Dr. Tenpenny said she’s become a fan of the new IoGen product. It provides iodine in the molecular form, which is preferentially absorbed by the breast and less thyrotoxic than iodide. Patients with FBD or mastalgia need only take 3 mg per day. That’s still “supraphysiologic” in that it is above the 1,100 μg range that conventional endocrinologists consider the “upper limit,” but it is far less than what’s delivered in other supplemental forms.

Good for the Gander

Supplementation, though important, is only part of the picture. Dr. Tenpenny said she often recommends turmeric, in doses of 300–900 mg/day. “It’s anti-angiogenic, and anti-inflammatory. It cools the hotspots in the breast.”

She’s also a big fan of di-indolyl methane (DIM), a compound derived from cruciferous vegetables that produces strong and favorable shifts in the ratio between anti-inflammatory and pro-inflammatory subtypes of estrogen. (Visit www.holisticprimarycare.net, and read Cruciferous Indole at the Crossroad of Estrogen Metabolism, from our April 2002 edition.)

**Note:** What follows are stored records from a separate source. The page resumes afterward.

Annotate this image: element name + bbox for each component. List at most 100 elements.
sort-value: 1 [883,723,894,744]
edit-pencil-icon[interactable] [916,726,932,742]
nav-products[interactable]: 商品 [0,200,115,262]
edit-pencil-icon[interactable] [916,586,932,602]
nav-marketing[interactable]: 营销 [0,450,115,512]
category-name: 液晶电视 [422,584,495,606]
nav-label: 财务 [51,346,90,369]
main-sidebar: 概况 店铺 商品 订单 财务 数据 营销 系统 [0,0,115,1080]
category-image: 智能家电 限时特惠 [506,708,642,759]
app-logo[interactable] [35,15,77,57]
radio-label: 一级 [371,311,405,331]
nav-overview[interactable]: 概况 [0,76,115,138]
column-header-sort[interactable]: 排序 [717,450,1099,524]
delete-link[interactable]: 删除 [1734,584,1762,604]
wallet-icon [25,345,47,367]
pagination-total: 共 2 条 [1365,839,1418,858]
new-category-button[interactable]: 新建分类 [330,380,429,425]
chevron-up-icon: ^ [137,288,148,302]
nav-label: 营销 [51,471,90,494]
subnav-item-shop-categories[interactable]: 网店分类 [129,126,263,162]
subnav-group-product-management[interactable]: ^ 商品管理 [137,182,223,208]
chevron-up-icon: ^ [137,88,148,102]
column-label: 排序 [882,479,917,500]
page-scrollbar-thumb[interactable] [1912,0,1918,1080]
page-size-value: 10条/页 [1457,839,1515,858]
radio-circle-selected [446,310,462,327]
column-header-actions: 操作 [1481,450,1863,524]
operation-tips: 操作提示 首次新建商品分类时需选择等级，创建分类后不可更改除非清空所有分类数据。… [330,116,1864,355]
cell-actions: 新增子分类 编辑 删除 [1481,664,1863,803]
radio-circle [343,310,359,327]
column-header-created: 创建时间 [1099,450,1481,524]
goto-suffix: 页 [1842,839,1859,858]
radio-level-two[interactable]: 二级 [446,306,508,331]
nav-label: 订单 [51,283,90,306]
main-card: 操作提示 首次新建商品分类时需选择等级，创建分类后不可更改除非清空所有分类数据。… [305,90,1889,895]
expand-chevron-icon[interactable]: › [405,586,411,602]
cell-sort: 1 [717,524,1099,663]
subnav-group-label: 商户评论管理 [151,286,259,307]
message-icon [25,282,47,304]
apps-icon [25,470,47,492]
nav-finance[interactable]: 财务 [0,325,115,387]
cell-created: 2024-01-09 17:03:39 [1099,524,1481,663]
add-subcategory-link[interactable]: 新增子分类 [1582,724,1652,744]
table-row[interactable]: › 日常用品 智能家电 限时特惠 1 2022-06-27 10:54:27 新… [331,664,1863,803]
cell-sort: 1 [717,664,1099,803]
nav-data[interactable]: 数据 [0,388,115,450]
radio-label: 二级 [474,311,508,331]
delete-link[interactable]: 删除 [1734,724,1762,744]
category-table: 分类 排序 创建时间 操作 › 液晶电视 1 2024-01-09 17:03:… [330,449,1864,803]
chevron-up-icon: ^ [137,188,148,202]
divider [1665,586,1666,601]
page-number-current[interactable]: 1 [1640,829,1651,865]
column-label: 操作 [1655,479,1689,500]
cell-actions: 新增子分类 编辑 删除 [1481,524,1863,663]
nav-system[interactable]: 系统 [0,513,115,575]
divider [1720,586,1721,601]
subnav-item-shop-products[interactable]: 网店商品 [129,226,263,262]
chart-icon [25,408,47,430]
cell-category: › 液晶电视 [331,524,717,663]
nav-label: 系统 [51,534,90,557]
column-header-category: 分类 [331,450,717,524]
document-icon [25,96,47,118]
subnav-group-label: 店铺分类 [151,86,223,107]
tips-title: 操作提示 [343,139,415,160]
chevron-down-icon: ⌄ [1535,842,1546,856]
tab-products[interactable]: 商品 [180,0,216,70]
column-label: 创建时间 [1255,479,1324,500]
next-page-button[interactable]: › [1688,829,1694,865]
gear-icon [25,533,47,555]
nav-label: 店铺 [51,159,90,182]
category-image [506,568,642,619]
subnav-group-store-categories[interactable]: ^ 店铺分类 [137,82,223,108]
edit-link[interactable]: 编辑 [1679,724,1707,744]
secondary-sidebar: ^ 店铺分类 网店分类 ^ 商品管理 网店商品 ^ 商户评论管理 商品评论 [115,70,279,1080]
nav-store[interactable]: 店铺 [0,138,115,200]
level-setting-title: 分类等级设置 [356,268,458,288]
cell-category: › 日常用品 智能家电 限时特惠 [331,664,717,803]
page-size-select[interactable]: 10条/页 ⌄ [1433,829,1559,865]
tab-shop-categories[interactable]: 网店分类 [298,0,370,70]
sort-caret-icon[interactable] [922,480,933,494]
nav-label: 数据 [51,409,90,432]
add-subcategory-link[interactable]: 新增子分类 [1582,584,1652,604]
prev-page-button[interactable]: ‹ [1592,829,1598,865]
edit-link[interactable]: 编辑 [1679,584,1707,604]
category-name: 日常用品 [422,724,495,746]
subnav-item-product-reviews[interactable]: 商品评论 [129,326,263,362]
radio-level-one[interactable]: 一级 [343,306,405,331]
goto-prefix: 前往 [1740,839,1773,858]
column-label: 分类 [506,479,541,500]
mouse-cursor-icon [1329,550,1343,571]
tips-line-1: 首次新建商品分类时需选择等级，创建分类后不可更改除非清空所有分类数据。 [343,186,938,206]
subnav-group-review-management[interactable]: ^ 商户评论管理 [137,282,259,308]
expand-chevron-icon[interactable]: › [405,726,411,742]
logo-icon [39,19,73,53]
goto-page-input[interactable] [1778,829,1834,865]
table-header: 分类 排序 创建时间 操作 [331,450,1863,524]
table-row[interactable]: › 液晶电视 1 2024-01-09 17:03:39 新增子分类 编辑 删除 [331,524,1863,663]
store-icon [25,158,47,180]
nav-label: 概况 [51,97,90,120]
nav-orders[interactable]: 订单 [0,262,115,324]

Generally speaking what is good for breast health in women tends to be good for prostate health in men. Iodine is no exception. Dr. Tenpenny said she’s treated three men with highly elevated PSAs, all of whom showed marked PSA reductions after a few months on daily iodine.

“I had one gentleman, who was about 76 years old, and had PSA’s in the 22–23 range. His urologist wanted to implant radioactive iodine pellets. I reasoned that we should just try iodine itself. After 6 months, his PSA was down to 0.6.”